- O governo da Rússia respondeu a declarações do ex-presidente dos Estados Unidos, Donald Trump, que acusou líderes da Rússia, China e Coreia do Norte de conspirarem contra os EUA.
- O conselheiro do Kremlin, Yury Ushakov, negou qualquer conotação conspiratória nas afirmações de Trump.
- As declarações ocorreram durante um desfile militar em Pequim, onde líderes discutiram segurança e desenvolvimento.
- O presidente da China, Xi Jinping, pediu que o mundo escolha entre paz e guerra, criticando comportamentos intimidatórios, em um recado interpretado como direcionado a Trump.
- A presença de Kim Jong-un na cúpula indica um estreitamento das relações entre a Coreia do Norte e a Rússia, enquanto a China busca moderar seu apoio a Pyongyang.
O governo da Rússia respondeu nesta quarta-feira (3) às declarações do ex-presidente dos Estados Unidos, Donald Trump, que acusou líderes da Rússia, China e Coreia do Norte de conspirarem contra os EUA. O conselheiro do Kremlin, Yury Ushakov, afirmou que esperava que os comentários de Trump fossem feitos em tom de ironia, negando qualquer conotação conspiratória.
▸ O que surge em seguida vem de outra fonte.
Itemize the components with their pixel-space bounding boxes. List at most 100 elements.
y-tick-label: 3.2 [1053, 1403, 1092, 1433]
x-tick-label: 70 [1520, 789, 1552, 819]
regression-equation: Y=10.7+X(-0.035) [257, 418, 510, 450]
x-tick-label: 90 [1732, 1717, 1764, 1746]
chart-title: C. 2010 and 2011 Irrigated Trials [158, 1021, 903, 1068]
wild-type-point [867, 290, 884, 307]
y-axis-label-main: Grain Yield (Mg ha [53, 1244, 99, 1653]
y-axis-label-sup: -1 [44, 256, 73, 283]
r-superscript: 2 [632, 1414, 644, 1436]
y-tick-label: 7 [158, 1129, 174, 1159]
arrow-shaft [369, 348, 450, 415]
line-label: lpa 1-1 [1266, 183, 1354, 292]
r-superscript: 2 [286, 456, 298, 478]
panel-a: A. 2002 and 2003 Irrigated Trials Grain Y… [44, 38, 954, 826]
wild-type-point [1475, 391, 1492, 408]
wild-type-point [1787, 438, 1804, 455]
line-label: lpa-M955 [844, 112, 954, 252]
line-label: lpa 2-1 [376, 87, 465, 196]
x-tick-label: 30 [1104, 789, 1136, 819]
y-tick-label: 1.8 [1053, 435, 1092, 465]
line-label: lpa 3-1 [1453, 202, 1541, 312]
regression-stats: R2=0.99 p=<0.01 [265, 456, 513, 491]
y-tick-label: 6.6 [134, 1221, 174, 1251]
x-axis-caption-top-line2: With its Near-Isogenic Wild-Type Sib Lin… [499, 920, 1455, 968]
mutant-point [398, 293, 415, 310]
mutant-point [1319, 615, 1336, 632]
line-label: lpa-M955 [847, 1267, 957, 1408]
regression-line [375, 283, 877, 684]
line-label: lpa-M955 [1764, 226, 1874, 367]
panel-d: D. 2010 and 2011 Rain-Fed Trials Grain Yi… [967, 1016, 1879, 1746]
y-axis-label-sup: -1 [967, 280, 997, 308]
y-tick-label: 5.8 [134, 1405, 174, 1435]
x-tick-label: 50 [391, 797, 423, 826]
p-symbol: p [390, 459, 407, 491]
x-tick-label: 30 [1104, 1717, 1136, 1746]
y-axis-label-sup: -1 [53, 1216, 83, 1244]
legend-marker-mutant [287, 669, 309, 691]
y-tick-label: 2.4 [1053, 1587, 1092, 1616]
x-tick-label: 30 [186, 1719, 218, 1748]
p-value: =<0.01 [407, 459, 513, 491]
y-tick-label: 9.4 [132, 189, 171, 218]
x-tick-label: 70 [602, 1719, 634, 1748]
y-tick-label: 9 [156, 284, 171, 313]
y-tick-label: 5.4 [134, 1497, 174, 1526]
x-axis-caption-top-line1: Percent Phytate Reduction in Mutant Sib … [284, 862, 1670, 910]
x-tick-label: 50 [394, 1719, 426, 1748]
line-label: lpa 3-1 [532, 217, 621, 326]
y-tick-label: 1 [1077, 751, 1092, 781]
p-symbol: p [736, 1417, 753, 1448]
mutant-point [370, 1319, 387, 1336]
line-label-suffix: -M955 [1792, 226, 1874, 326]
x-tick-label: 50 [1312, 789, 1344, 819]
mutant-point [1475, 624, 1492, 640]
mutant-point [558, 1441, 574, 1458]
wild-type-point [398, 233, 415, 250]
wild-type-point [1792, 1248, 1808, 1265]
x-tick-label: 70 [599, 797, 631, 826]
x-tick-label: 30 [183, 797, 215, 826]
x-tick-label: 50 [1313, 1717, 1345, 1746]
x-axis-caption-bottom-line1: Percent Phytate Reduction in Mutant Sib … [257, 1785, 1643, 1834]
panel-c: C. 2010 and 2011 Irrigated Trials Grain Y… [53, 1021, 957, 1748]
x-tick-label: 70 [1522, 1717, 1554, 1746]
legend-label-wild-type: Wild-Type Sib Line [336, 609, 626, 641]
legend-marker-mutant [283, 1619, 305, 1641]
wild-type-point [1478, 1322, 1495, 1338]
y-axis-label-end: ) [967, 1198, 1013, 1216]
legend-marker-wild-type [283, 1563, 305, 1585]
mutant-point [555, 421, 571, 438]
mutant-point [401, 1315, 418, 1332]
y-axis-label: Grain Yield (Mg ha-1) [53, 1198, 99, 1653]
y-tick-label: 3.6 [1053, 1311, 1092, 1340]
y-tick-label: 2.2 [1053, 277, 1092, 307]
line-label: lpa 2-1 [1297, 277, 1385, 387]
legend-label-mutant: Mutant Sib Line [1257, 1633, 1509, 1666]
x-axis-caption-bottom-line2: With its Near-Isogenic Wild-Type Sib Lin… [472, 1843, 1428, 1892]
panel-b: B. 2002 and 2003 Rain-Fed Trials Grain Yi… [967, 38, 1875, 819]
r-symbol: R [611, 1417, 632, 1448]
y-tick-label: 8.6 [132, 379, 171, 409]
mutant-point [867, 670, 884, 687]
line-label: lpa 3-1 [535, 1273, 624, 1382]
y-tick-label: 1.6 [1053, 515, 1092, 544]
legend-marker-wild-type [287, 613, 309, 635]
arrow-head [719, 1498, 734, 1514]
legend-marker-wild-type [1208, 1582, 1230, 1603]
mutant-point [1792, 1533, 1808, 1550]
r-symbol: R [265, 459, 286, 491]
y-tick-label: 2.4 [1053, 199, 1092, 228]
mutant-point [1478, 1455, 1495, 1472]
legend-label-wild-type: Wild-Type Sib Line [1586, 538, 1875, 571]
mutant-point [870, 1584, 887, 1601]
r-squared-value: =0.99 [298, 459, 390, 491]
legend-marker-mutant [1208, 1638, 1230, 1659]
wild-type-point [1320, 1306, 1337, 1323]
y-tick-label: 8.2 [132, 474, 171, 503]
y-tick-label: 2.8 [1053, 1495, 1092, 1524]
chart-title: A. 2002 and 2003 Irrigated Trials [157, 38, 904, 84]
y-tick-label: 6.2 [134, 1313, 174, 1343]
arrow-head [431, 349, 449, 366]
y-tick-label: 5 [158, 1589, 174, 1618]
As declarações de Trump surgiram durante um desfile militar em Pequim, onde os líderes se reuniram para discutir segurança e desenvolvimento. O evento, que marca os 80 anos da vitória sobre o Japão na Segunda Guerra Mundial, contou com a presença de mais de 20 líderes, incluindo o primeiro-ministro da Índia, Narendra Modi. Durante o desfile, a China exibiu novos armamentos, como mísseis balísticos intercontinentais.
Reunião em Pequim
Na cúpula, o presidente da China, Xi Jinping, enfatizou a necessidade de evitar a repetição de “tragédias históricas”, pedindo que o mundo escolha entre paz e guerra. Xi também criticou o comportamento intimidatório na ordem mundial, um recado interpretado por analistas como direcionado a Trump. O presidente russo, Vladimir Putin, por sua vez, rejeitou alegações de que a Rússia planeja atacar outros países, afirmando que as acusações são provocativas.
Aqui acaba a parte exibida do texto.